Aqui no Brasil temos um presidente que não acredita que exista a pandemia e que pensa que tudo o que há são cérebros que maquinam contra a população. Ele é um absurdo vivo que considera que a Covid-19 é uma gripezinha. 

Brasil é hoje o principal lugar onde se desenvolve a pandemia. Vamos chegar ao primeiro lugar tanto em contágios como em mortes, porque não se tomam as precauções necessárias. 

A pandemia poderia ser enfrentada perfeitamente (no Brasil) se tivéssemos um presidente como Alberto Fernández da Argentina

Sobre Alberto Fernández

Eu creio que hoje o papel de Alberto Fernández transcende a Argentina porque é um presidente que tem a capacidade para guiar um caminho nesta crise nunca vista para o povo argentino, que sabe como conduzi-lo para não apenas enfrentar a pandemia do ponto de vista sanitário, mas também da defesa das condições de vida para que as pessoas sobrevivam e as empresas também.

Alberto dá neste momento uma força que é muito importante, é a segurança de uma liderança que tem rumo e clareza, que fala com as pessoas e que é democrático. Ele desempenha um papel que é de grande relevância para a América Latina; todos nós o situamos como uma referência. 

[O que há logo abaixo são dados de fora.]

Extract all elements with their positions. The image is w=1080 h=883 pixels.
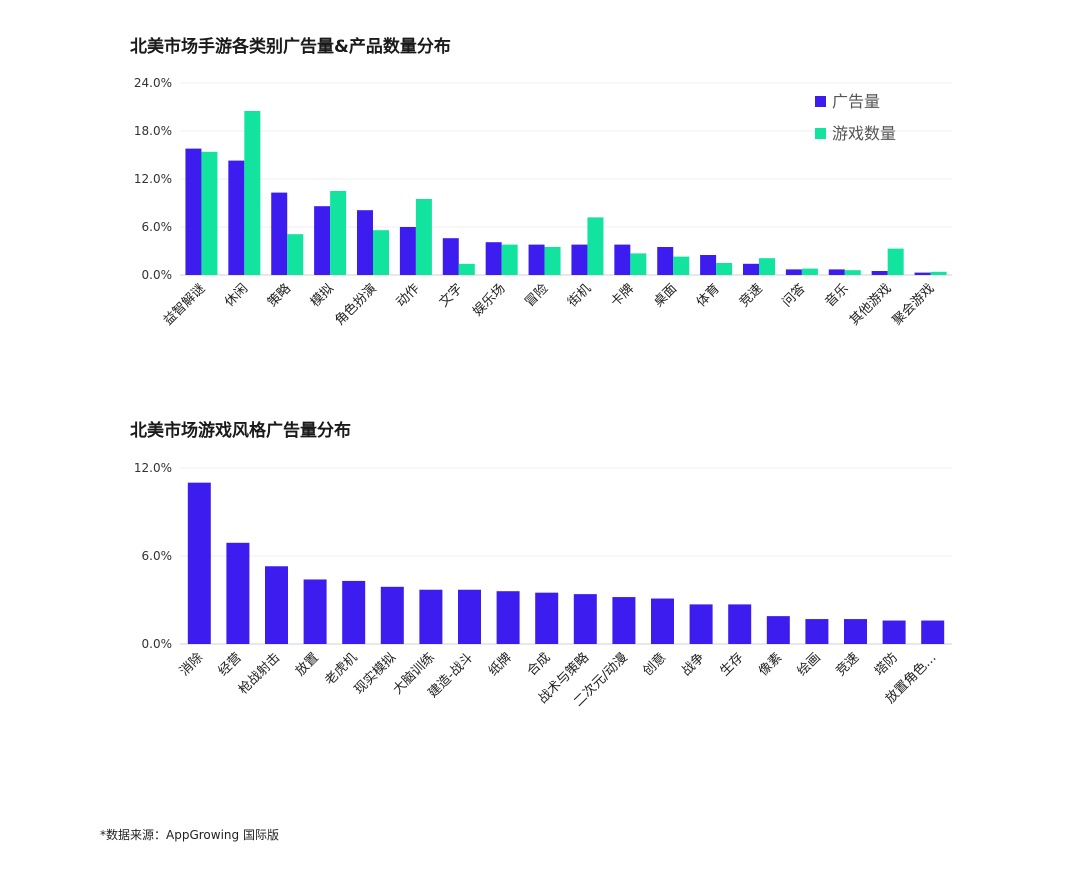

Alberto Fernández nos dá esperança e as pessoas pensam então (no Brasil): Ah, nós também podemos ter um Alberto Fernández!

Sobre a Espanha e a crise na União Europeia

Eu estou muito preocupada pelo que vejo na Espanha. O partido Vox, de extrema direita, quer atribuir o custo da epidemia ao desgaste do governo de Pedro Sanchez. 

Eu creio que há outros problemas sérios na Europa; por um lado está a decisão da Corte Constitucional da Alemanha que questiona as relações de ajuda econômica dentro da União Europeia. Eu creio que há dois propósitos: o primeira é a posição de Merkel e Macron que falam de uma ajuda (econômica) que não é um empréstimo, mas sim uma contribuição não reembolsável, e a posição dos chamados “quatro frugais” que são os austríacos, os dinamarqueses, Holanda e Suécia; eles minam a União Europeia porque não têm uma política de ajuda e solidariedade. Para que serve então a UE!

Eu creio que se houvesse uma posição mais consistente da Europa não haveria esse espaço para partidos como o Vox que tentam penetrar e desestabilizar a relação política do governo do Pedro Sánchez.

Os dois grandes problemas globais são o confronto de Trump com a China e a crise dentro da EU; um novo mundo dentro das relações multilaterais pode surgir, mas eu não sei qual…

Confissões mais íntimas

Dilma nos confessou que na sua infância se destacou sempre como uma menina “estudiosa e muito rebelde”, e que era particularmente boa com os números. 

Disse a “a rebeldia é uma forma de estar no mundo” e que por isso sempre quis saber o porquê das coisas e formar seus próprios conceitos. 

Nos contou que na sua casa se falava de política e que quando seu pai, um imigrante búlgaro que chegou ao Brasil depois da Segunda Guerra Mundial, sempre comentava tudo o acontecia no Brasil e em outros países do mundo. “Ele acompanhava os acontecimentos da União Soviética, gostava muito dos povos da Alemanha e da França, não dos governos, mas sim de sua gente porque viveu nesses dois países”. 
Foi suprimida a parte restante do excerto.